En termes simples : imaginez crier dans une pièce calme plutôt que tenter de parler à quelqu’un à travers un terrain de football. Les satellites en orbite basse sont comme être dans cette pièce calme — assez proches pour une conversation claire et rapide.
À ce jour, Amazon a lancé 241 satellites opérationnels lors de neuf missions. Ce vol le plus récent, baptisé LA-05, était particulièrement remarquable non seulement par son poids, mais aussi parce qu’il utilisait une version améliorée du moteur RL10C sur la phase supérieure du lanceur. Cette amélioration a permis aux ingénieurs d’ajouter deux satellites supplémentaires à bord — une petite modification qui s’accumule rapidement quand on construit une constellation de milliers d’unités.
La course pour couvrir la Terre en bande large
Amazon n’est pas seul dans cette quête. Starlink de SpaceX compte déjà plus de 10 000 satellites en orbite et dessert plus de 4 millions de clients dans le monde entier. Mais la concurrence est bénéfique : elle pousse les entreprises à améliorer leurs services, à baisser les prix et à atteindre davantage de personnes.
Voici ce qui distingue l’approche d’Amazon :
- Fiabilité accrue : Amazon conçoit son système pour s’intégrer aux services cloud existants, offrant potentiellement des performances plus fluides pour les entreprises.

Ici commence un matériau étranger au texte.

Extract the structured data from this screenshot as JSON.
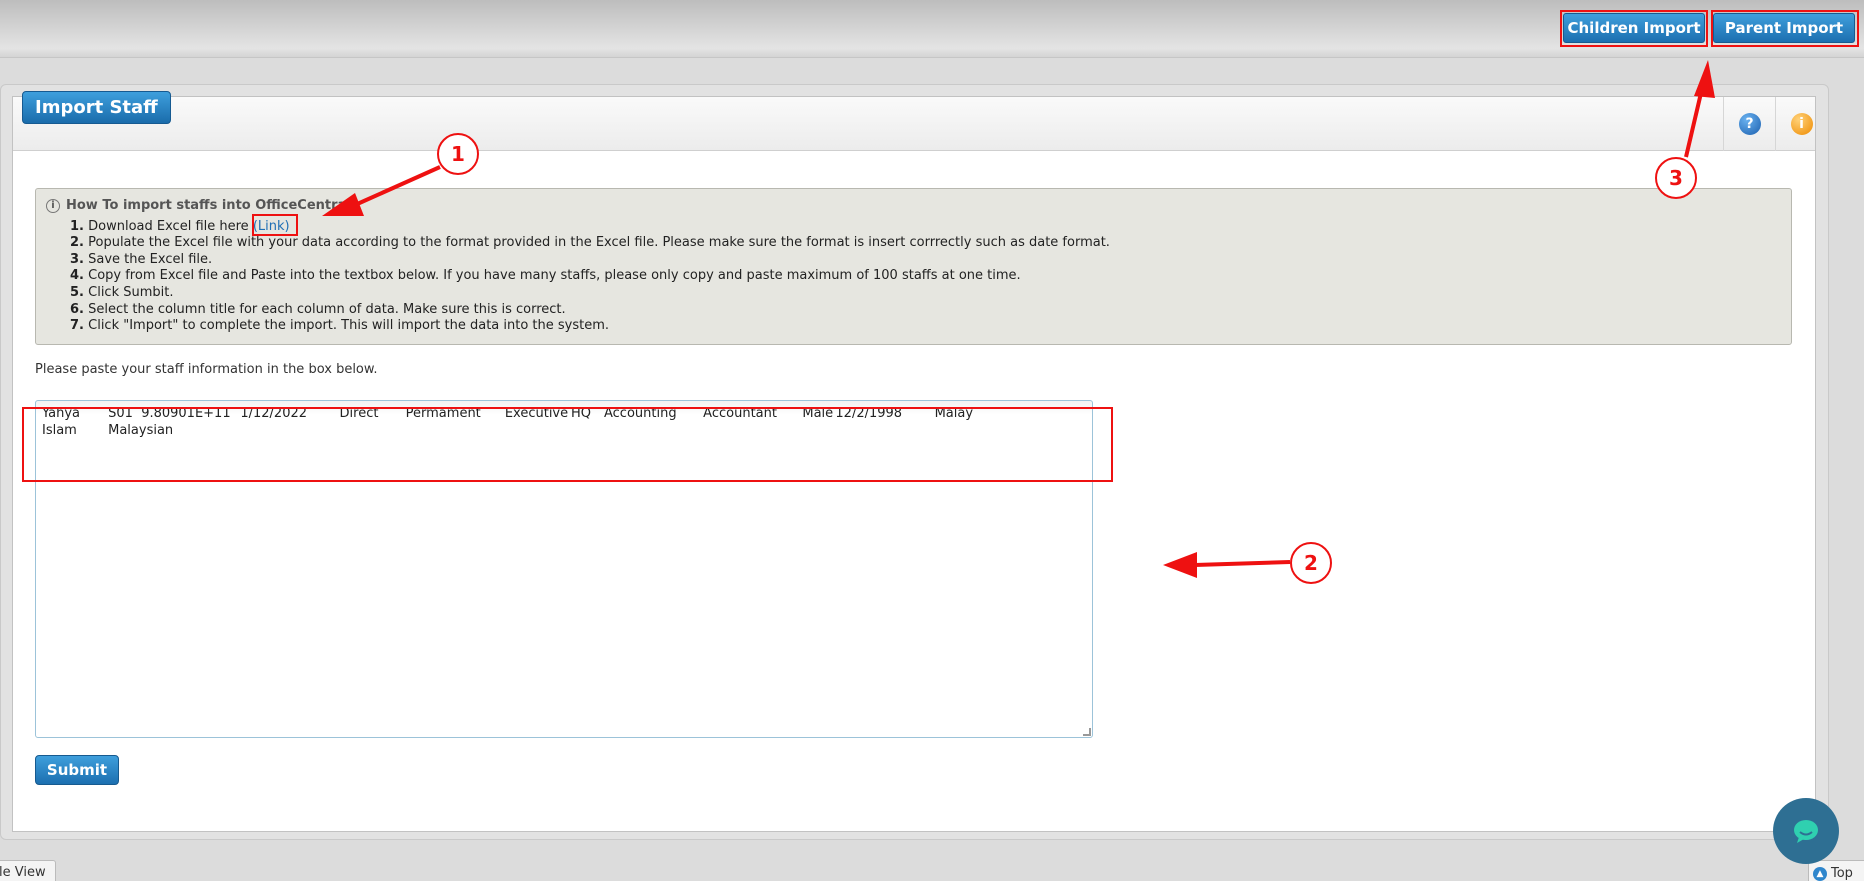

- Partenariats mondiaux : L’entreprise collabore avec des fournisseurs locaux dans des dizaines de pays pour simplifier l’installation.
- Engagement écologique : Chaque satellite dispose d’un système de propulsion pour éviter les collisions et se désintégrer à la fin de sa vie utile, réduisant ainsi les déchets spatiaux.
Quel impact cela aura-t-il sur les particuliers ?
Si Amazon Leo réussit, des millions de personnes actuellement sans accès internet — ou uniquement avec des options lentes et coûteuses — pourraient bénéficier d’une connexion abordable et rapide d’ici la fin de cette décennie. Cela pourrait permettre à des élèves dans des villages reculés de participer à des cours en ligne, à des agriculteurs de consulter les prévisions météo en temps réel, ou à des voyageurs de rester connectés durant leurs trajets à travers déserts ou montagnes.
Cela ne remplacera pas votre Wi-Fi domestique si vous vivez en ville, mais pourrait être une bouée de sauvetage là où l’infrastructure classique n’existe pas. Et à mesure que davantage d’entreprises rejoignent la course, les coûts devraient baisser, rendant l’internet spatial une option réaliste pour de plus en plus de foyers.
Points clés
- Le lanceur Atlas V a établi un nouveau record en lançant 18 tonnes de satellites internet Amazon — sa charge la plus lourde jamais réalisée.
- Amazon Leo (anciennement Project Kuiper) prévoit le déploiement de près de 3 200 satellites pour offrir un accès internet global depuis l’orbite basse.
- Les satellites en orbite basse réduisent les délais de signal, rendant l’internet plus rapide et plus réactif que les systèmes anciens.
- Cette mission a utilisé un moteur de lanceur amélioré, permettant d’emporter deux satellites supplémentaires par lancement — une petite victoire technique aux retombées importantes à grande échelle.
- La concurrence entre Amazon, SpaceX et d’autres pourrait étendre l’accès à internet dans les zones mal desservies du monde entier.